Self-regulation of an enzyme with critical cellular functions

The laboratory of Cathy Gould, Professor Louise B. McGavok and Professor of Cell Biology and Developmental Biology, uses a multidisciplinary approach that includes structural biology, biochemistry and molecular biology to study the regulation of the CK1 enzyme family. The study, led by Sierra Kulati, a postdoc in Gould’s laboratory, was conducted in collaboration with Jun-Song Chen, a research assistant in cell biology and developmental biology, and scientists from Goethe University and the Consortium for Structural Genomics in Frankfurt, Germany, and Harvard. University, was published in Molecular cell.

CK1 enzymes are a family of multifunctional kinases – enzymes that can phosphorylate or add phosphate groups to other proteins – that are critical for several cellular functions, including DNA repair, endocytosis and mitotic checkpoint signaling. Regulation of CK1 enzymes is extremely important, as dysfunction of these enzymes contributes to several conditions, which include cancer, neurodegenerative diseases, and sleep disorders.
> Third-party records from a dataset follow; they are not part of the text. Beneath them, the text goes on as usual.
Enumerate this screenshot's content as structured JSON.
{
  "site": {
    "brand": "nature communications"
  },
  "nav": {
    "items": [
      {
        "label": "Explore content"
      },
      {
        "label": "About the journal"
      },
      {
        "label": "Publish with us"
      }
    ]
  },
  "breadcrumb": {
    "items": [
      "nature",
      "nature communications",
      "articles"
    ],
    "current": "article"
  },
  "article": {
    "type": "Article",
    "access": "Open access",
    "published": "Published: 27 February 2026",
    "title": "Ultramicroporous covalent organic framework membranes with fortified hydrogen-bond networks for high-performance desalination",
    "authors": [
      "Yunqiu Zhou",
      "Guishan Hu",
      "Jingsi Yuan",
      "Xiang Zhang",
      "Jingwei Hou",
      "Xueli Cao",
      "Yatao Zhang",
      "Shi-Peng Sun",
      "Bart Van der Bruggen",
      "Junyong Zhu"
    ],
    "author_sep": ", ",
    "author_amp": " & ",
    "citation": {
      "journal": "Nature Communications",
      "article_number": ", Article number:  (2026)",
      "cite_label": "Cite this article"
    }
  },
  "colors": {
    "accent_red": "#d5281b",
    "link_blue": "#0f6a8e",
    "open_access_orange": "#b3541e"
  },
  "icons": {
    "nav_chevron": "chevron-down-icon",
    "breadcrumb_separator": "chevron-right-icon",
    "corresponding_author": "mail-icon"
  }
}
There are seven CK1 enzymes in mammals that perform different functions, but they are strongly conserved in their catalytic domain, the region responsible for phosphorylation. Gould and colleagues found that one mechanism of CK1 activity and thus one regulatory mechanism is the self-phosphorylation of a conserved amino acid residue in its catalytic domain.

The researchers further investigated how this self-phosphorylation regulates activity and found that phosphorylation at this site altered the substrate specificity of CK1 enzymes. Substrate specificity refers to the determination of which other proteins will phosphorylate CK1 kinases, which in turn determines which pathways in the cell are activated. In general, the state of phosphorylation of CK1 enzymes controls their function – or dysfunction – in the cell. Determining which pathways are controlled by phosphorylated versus non-phosphorylated enzyme states is a step toward developing better treatments with fewer side effects for diseases caused by enzyme dysfunction.
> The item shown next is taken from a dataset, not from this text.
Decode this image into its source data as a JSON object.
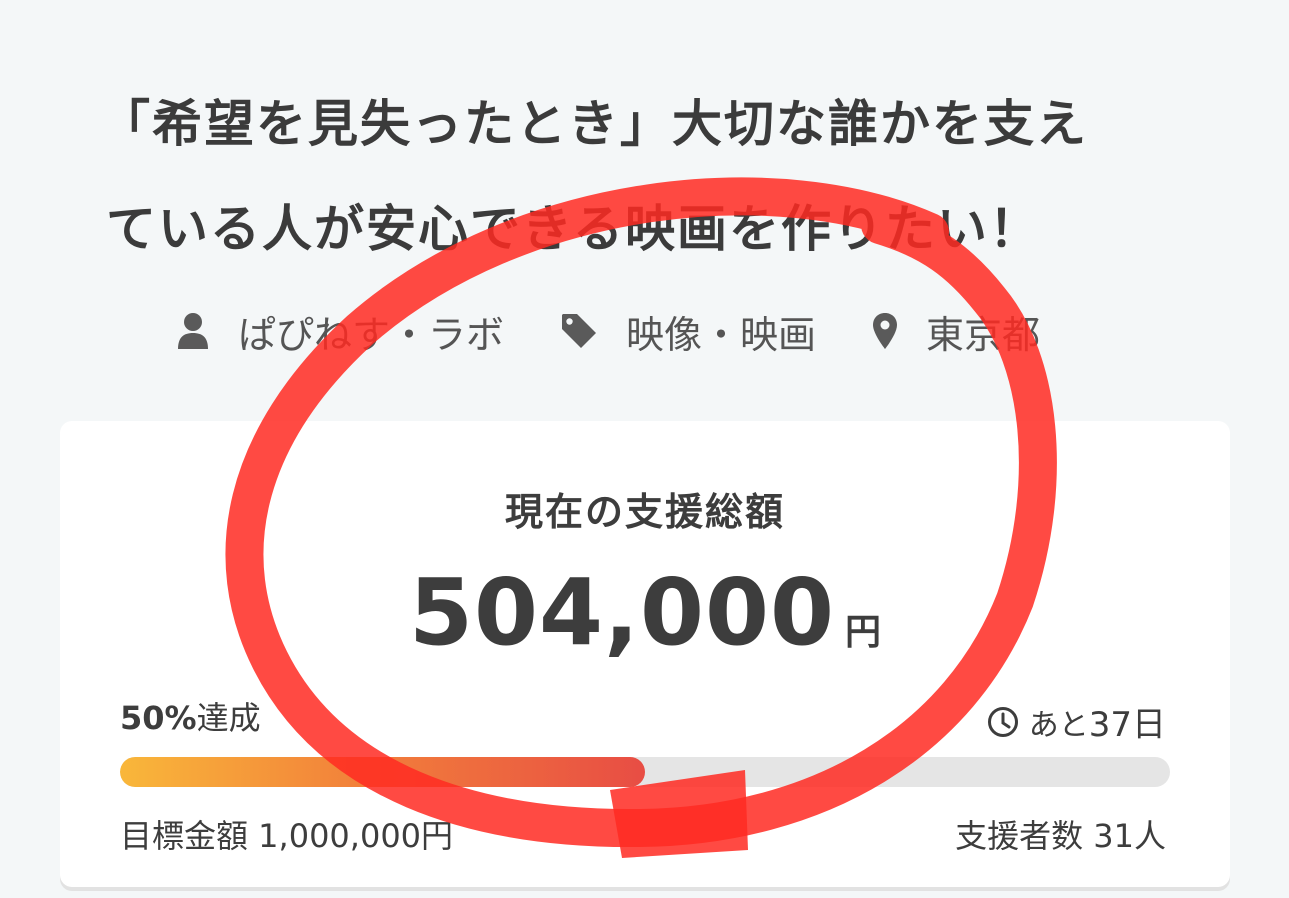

Gould’s laboratory and colleagues hope to build on this work by identifying other sites of CK1 self-phosphorylation and exploring the pathways they regulate; there are several potential sites for self-phosphorylation gathered at one end of the protein, for example, that intrigue researchers. In addition, they plan to study how open phosphorylation sites work together to provide additional control under different cellular conditions, such as cellular stress.